Reports that Iran had recovered from the infection of the Stuxnet worm may have been overblown, as a new report suggests the country is being forced to replace thousands of expensive centrifuges damaged by the worm.
The report from the Web site DEBKAfile cites “intelligence sources” in claiming that Stuxnet was not purged from Iran’s nuclear sites and that the country was never able to return its uranium enrichment operation to “normal operation.” Instead, the country has said in recent days that it is installing newer and faster centrifuges at its nuclear plants and intends to speed up the uranium enrichment process, according to the country’s foreign ministry.
Iran was believed to have 8,700 centrifuges in operation at the country’s Natanz facility the time the Stuxnet worm was released, which is believed to be around June, 2009. A recent report from Wired’s ThreatLevel blog cites International Atomic Energy Agency (IAEA) officials who inspected the plant in January 2010 as saying up to a quarter of those centrifuges were disabled at that point, just months after the worm was released, and a full six months before it would be publicly identified by researchers at the Belarussian antivirus firm VirusBlokAda.

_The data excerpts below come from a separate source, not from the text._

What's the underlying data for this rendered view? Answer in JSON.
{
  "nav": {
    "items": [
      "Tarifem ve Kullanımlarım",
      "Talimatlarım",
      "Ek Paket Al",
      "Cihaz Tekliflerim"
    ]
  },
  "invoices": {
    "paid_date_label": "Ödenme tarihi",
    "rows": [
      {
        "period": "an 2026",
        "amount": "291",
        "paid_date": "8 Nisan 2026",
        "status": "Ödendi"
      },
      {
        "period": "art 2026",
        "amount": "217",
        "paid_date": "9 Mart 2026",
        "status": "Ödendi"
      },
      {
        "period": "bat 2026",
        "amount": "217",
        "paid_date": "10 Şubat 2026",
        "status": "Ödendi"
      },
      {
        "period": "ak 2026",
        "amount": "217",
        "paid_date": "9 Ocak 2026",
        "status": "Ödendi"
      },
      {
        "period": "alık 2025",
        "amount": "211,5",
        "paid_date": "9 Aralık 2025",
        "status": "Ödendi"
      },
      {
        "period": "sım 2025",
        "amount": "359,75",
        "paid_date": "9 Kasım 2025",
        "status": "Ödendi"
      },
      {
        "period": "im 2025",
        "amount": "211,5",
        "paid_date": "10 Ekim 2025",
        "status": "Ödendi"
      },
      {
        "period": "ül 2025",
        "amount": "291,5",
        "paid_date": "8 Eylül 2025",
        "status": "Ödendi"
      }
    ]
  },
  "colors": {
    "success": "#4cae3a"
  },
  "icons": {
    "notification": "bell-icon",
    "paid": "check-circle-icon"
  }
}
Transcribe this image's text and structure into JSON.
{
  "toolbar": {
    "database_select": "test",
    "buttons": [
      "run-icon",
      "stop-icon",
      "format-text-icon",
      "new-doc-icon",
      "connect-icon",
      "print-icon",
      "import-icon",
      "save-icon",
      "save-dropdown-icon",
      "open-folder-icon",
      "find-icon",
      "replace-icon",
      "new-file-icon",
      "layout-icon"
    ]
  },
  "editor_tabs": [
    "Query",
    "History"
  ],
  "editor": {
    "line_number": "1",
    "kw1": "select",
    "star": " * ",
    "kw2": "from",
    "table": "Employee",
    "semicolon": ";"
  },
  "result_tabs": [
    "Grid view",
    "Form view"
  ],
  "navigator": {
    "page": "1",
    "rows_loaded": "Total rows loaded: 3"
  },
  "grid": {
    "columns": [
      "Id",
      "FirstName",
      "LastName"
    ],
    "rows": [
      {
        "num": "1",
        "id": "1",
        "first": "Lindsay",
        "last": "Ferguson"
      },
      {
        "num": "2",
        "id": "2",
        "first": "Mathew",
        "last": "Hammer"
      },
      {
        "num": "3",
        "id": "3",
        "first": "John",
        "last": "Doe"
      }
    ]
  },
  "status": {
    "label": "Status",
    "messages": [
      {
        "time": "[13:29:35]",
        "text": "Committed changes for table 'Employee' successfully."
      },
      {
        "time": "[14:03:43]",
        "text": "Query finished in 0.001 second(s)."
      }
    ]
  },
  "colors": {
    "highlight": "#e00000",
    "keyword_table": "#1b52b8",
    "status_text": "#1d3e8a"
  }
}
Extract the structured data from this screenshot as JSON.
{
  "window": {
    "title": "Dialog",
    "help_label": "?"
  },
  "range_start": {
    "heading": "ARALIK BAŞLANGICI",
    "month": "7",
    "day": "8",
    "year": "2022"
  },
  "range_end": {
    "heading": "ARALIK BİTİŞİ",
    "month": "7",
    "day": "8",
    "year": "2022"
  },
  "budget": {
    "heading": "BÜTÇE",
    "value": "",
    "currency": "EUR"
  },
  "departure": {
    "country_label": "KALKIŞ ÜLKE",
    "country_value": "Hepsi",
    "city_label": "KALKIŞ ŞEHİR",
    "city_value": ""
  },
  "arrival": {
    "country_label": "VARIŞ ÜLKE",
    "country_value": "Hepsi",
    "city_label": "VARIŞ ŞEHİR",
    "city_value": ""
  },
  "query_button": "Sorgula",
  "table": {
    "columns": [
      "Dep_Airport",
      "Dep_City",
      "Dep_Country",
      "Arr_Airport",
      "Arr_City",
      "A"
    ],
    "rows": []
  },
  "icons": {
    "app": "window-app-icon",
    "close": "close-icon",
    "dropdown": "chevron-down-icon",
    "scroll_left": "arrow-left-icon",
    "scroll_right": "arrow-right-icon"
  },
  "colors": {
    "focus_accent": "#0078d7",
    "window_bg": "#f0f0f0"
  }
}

A report from the Institute for Science and International Security (PDF), dating from February, 2011, as well as contemporary news reports at the time that assessed the damage caused to Iran’s uranium enrichment program to be limited. Debkafile, citing Western intelligence sources, reports that Iran failed to eradicate the worm, which resurfaced and began spreading within the Iranian facilities, prompting the government to replace an estimated 5,000 working centrifuges.
Stuxnet is widely believed to have been created specifically to disable Iran’s nuclear enrichment facilities, possibly with the involvement of the U.S. and Israel. The worm was among the most sophisticated pieces of malware ever discovered in the wild. However, experts also note that Stuxnet wasn’t perfect and, in fact, that its authors made several, basic errors that may have prevented it from being discovered at all.